Reza smoked one more cigarette. Then he pulled out a new, unused mobile phone that he’d bought for cash near the Grand Bazaar a couple weeks earlier. Nothing in the world was untraceable anymore, but Salome and Reza and Duke were trying. They knew NSA and CIA would try to pinpoint a call to Taylor’s phone even before Taylor picked up. The Turks might even be helping, though the CIA wouldn’t ask for local aid on a job this sensitive unless it saw no alternative.

Even NSA’s newest software couldn’t find a call from a prepaid handset instantaneously. In middle- and high-income countries, big telcos tolerated prepaids as a way to reach poorer customers. But they designed call-routing software to prioritize monthly subscribers. They were also very concerned with making sure that hackers didn’t find ways to beat their tolling systems and get free airtime. What all this interference meant in practice was that the NSA needed at least ninety seconds to lock down new prepaid phones.

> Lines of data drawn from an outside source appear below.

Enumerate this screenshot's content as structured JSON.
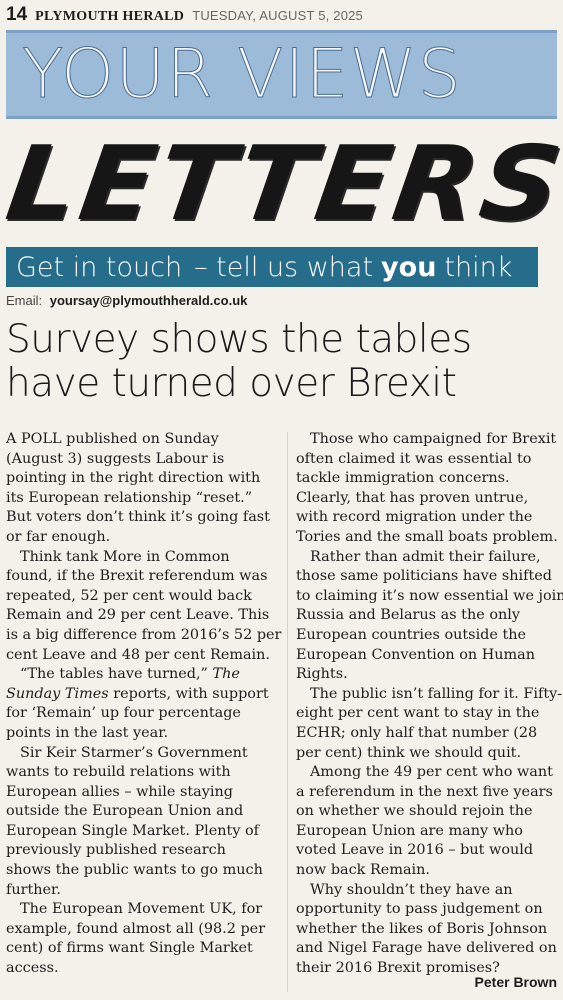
{
  "masthead": {
    "page_number": "14",
    "paper": "PLYMOUTH HERALD",
    "date": "TUESDAY, AUGUST 5, 2025"
  },
  "section": {
    "band_title": "YOUR VIEWS",
    "title": "LETTERS",
    "touch_part1": "Get in touch",
    "touch_part2": "– tell us what",
    "touch_emph": "you",
    "touch_part3": "think",
    "email_label": "Email:",
    "email_address": "yoursay@plymouthherald.co.uk"
  },
  "colors": {
    "band_blue": "#9cbbd8",
    "touch_teal": "#256d8a",
    "paper_bg": "#f4f1ea"
  },
  "article": {
    "headline_line1": "Survey shows the tables",
    "headline_line2": "have turned over Brexit",
    "left": {
      "p1": [
        "A POLL published on Sunday",
        "(August 3) suggests Labour is",
        "pointing in the right direction with",
        "its European relationship “reset.”",
        "But voters don’t think it’s going fast",
        "or far enough."
      ],
      "p2": [
        "Think tank More in Common",
        "found, if the Brexit referendum was",
        "repeated, 52 per cent would back",
        "Remain and 29 per cent Leave. This",
        "is a big difference from 2016’s 52 per",
        "cent Leave and 48 per cent Remain."
      ],
      "p3_a": "“The tables have turned,”",
      "p3_b": "The",
      "p3_c": "Sunday Times",
      "p3_d": "reports, with support",
      "p3_rest": [
        "for ‘Remain’ up four percentage",
        "points in the last year."
      ],
      "p4": [
        "Sir Keir Starmer’s Government",
        "wants to rebuild relations with",
        "European allies – while staying",
        "outside the European Union and",
        "European Single Market. Plenty of",
        "previously published research",
        "shows the public wants to go much",
        "further."
      ],
      "p5": [
        "The European Movement UK, for",
        "example, found almost all (98.2 per",
        "cent) of firms want Single Market",
        "access."
      ]
    },
    "right": {
      "p1": [
        "Those who campaigned for Brexit",
        "often claimed it was essential to",
        "tackle immigration concerns.",
        "Clearly, that has proven untrue,",
        "with record migration under the",
        "Tories and the small boats problem."
      ],
      "p2": [
        "Rather than admit their failure,",
        "those same politicians have shifted",
        "to claiming it’s now essential we join",
        "Russia and Belarus as the only",
        "European countries outside the",
        "European Convention on Human",
        "Rights."
      ],
      "p3": [
        "The public isn’t falling for it. Fifty-",
        "eight per cent want to stay in the",
        "ECHR; only half that number (28",
        "per cent) think we should quit."
      ],
      "p4": [
        "Among the 49 per cent who want",
        "a referendum in the next five years",
        "on whether we should rejoin the",
        "European Union are many who",
        "voted Leave in 2016 – but would",
        "now back Remain."
      ],
      "p5": [
        "Why shouldn’t they have an",
        "opportunity to pass judgement on",
        "whether the likes of Boris Johnson",
        "and Nigel Farage have delivered on",
        "their 2016 Brexit promises?"
      ],
      "signature": "Peter Brown"
    }
  }
}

Reza hoped to finish his call by then. But even if he went long, NSA would have no way to pick him out from every other commuter holding a phone. Surveillance cameras had become all but inescapable in major cities. The key to beating them was not hiding from them but confounding them with crowds.

Reza murmured in Farsi, amping himself up, getting into character.
You warned this CIA officer. Told him an attack was coming. He didn’t listen. The blood of these men in Manila, it’s on his hands. Not yours.
He looked around for his Revolutionary Guard minders, the men who would torture him and his family in Tehran if they knew he was making this call. Did they exist? Of course they existed. If they didn’t exist, he couldn’t betray them. Were they in this plaza even now, watching him?